Two pension schemes for communications services group WPP have completed a pre-COVID-19 £250m (€278m) buy-in with Pension Insurance Corporation (PIC), according to the specialist insurer.

It disclosed the deal today, with a spokesperson for PIC saying the deal was signed in December.

“Having already completed a previous buy-in with WPP, the companies had a good relationship and PIC’s customer service was a key driving force in them winning the transaction,” he added.

In February 2018 WPP and PIC concluded a buy-in of £140m of pension liabilities across five of the corporate’s schemes.

Looking ahead, Jay Shah, chief origination officer at PIC, said that despite the recent severe market movements following the outbreak of COVID-19 in the UK, the defined benefit insurer was still seeing “a healthy pipeline of new business from trustees”.

Harry Harper, head of risk transfer at XPS Pensions Group, recently told IPE the consultancy was expecting around half of bulk annuity transactions to go ahead over the coming months and that those schemes that proceeded could get good results.

“There will be winners and losers,” he said.

In a briefing last week, the consultancy said bulk annuities had become more affordable for pension schemes already holding Gilts, and less so for schemes holding equities.

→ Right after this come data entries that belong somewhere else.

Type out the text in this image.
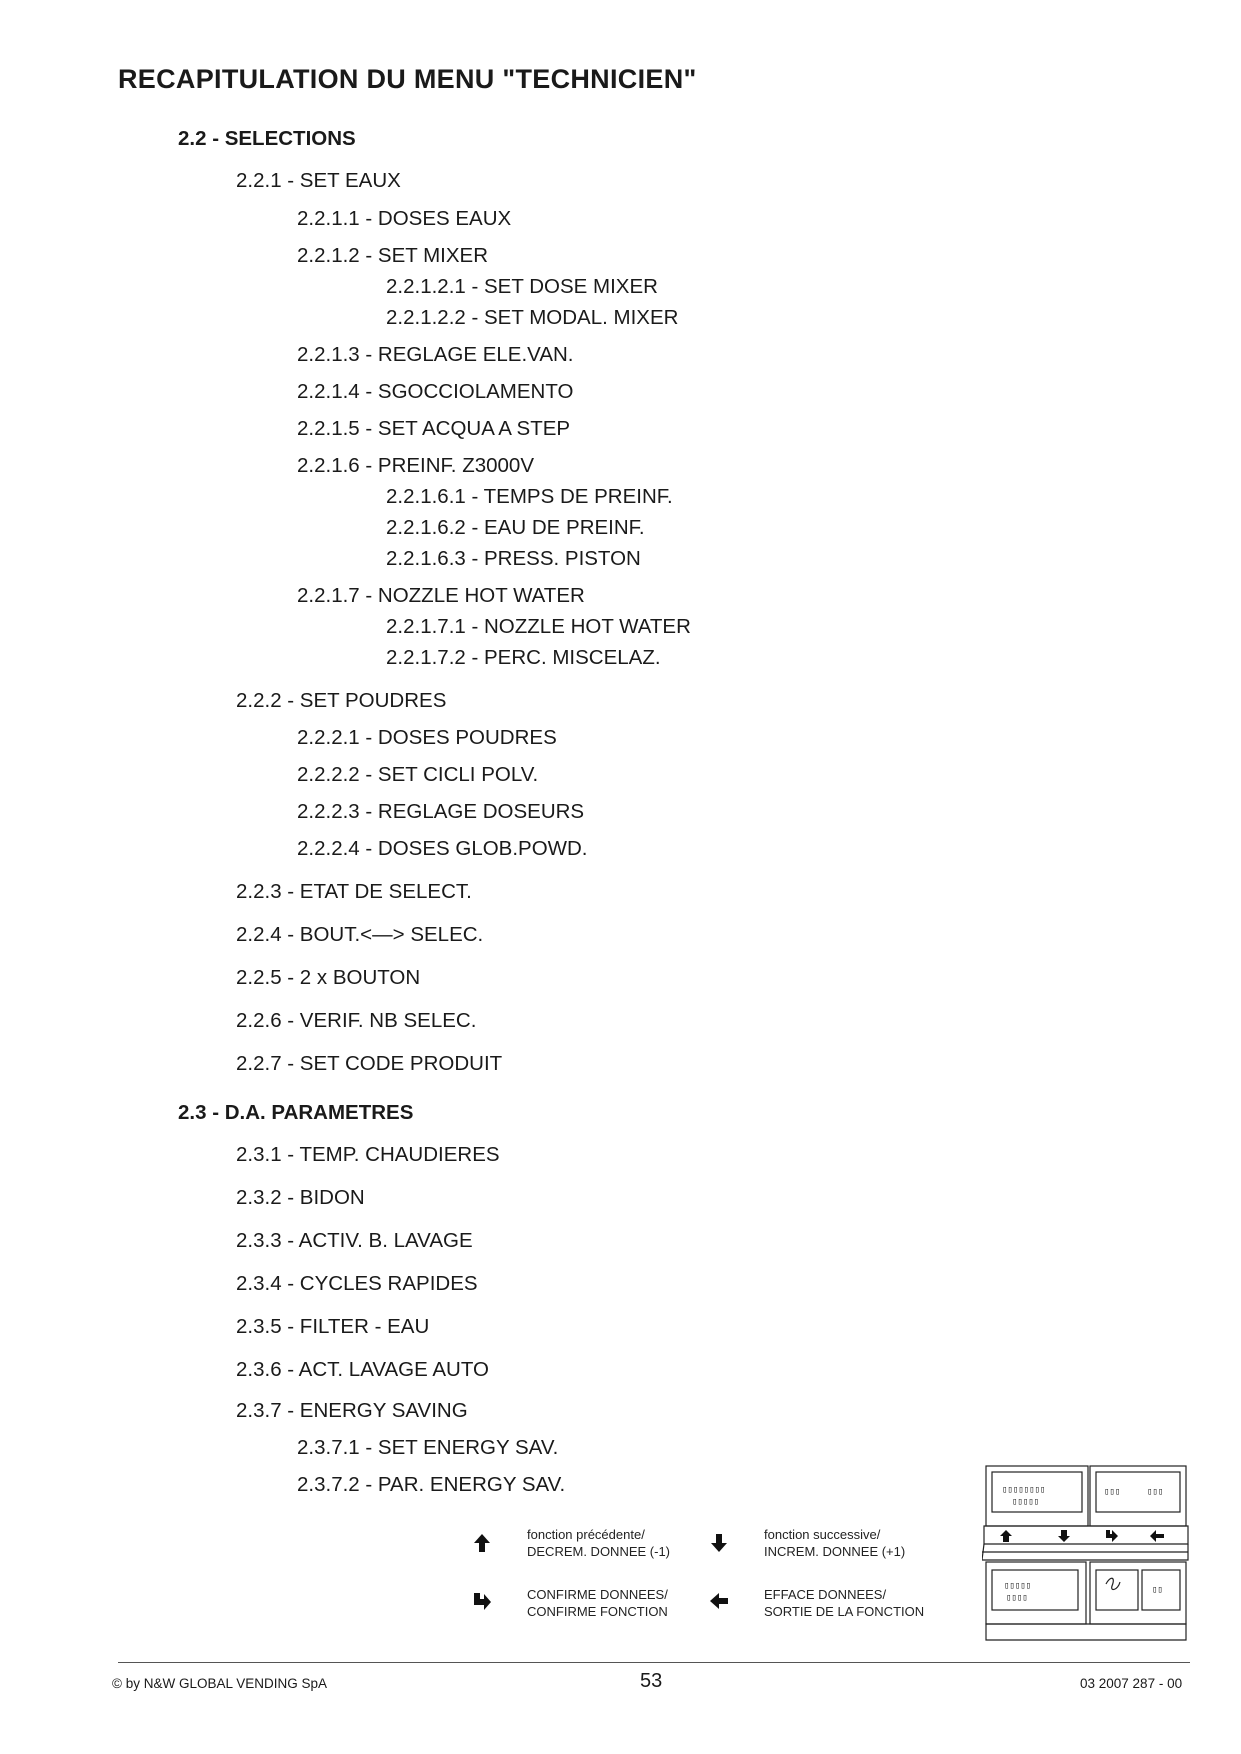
RECAPITULATION DU MENU "TECHNICIEN"
2.2 - SELECTIONS
2.2.1 - SET EAUX
2.2.1.1 - DOSES EAUX
2.2.1.2 - SET MIXER
2.2.1.2.1 - SET DOSE MIXER
2.2.1.2.2 - SET MODAL. MIXER
2.2.1.3 - REGLAGE ELE.VAN.
2.2.1.4 - SGOCCIOLAMENTO
2.2.1.5 - SET ACQUA A STEP
2.2.1.6 - PREINF. Z3000V
2.2.1.6.1 - TEMPS DE PREINF.
2.2.1.6.2 - EAU DE PREINF.
2.2.1.6.3 - PRESS. PISTON
2.2.1.7 - NOZZLE HOT WATER
2.2.1.7.1 - NOZZLE HOT WATER
2.2.1.7.2 - PERC. MISCELAZ.
2.2.2 - SET POUDRES
2.2.2.1 - DOSES POUDRES
2.2.2.2 - SET CICLI POLV.
2.2.2.3 - REGLAGE DOSEURS
2.2.2.4 - DOSES GLOB.POWD.
2.2.3 - ETAT DE SELECT.
2.2.4 - BOUT.<—> SELEC.
2.2.5 - 2 x BOUTON
2.2.6 - VERIF. NB SELEC.
2.2.7 - SET CODE PRODUIT
2.3 - D.A. PARAMETRES
2.3.1 - TEMP. CHAUDIERES
2.3.2 - BIDON
2.3.3 - ACTIV. B. LAVAGE
2.3.4 - CYCLES RAPIDES
2.3.5 - FILTER - EAU
2.3.6 - ACT. LAVAGE AUTO
2.3.7 - ENERGY SAVING
2.3.7.1 - SET ENERGY SAV.
2.3.7.2 - PAR. ENERGY SAV.
fonction précédente/
DECREM. DONNEE (-1)
fonction successive/
INCREM. DONNEE (+1)
CONFIRME DONNEES/
CONFIRME FONCTION
EFFACE DONNEES/
SORTIE DE LA FONCTION
▯▯▯▯▯▯▯▯
▯▯▯▯▯
▯▯▯	▯▯▯
▯▯▯▯▯
▯▯▯▯
▯▯
© by N&W GLOBAL VENDING SpA	53	03 2007 287 - 00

“A driving factor is the economic turmoil that has made credit assets that insurers buy cheaper, and due to there being eight insurers in the market there is considerable downward pressure on bulk annuity pricing,” said Harper.

“There has already been evidence of price cuts.”

In a trading update today, WPP said the impact of COVID-19 on the business would increase but it was not possible at this stage to quantify its depth or duration, and that it had, therefore, decided to withdraw its guidance for the 2020 financial year.

It had also decided to suspend its £950m share buyback with immediate effect and the 2019 final dividend, and that members of the WPP executive committee as well as the board would be taking a 20% reduction in their salaries or fees for an initial period of three months.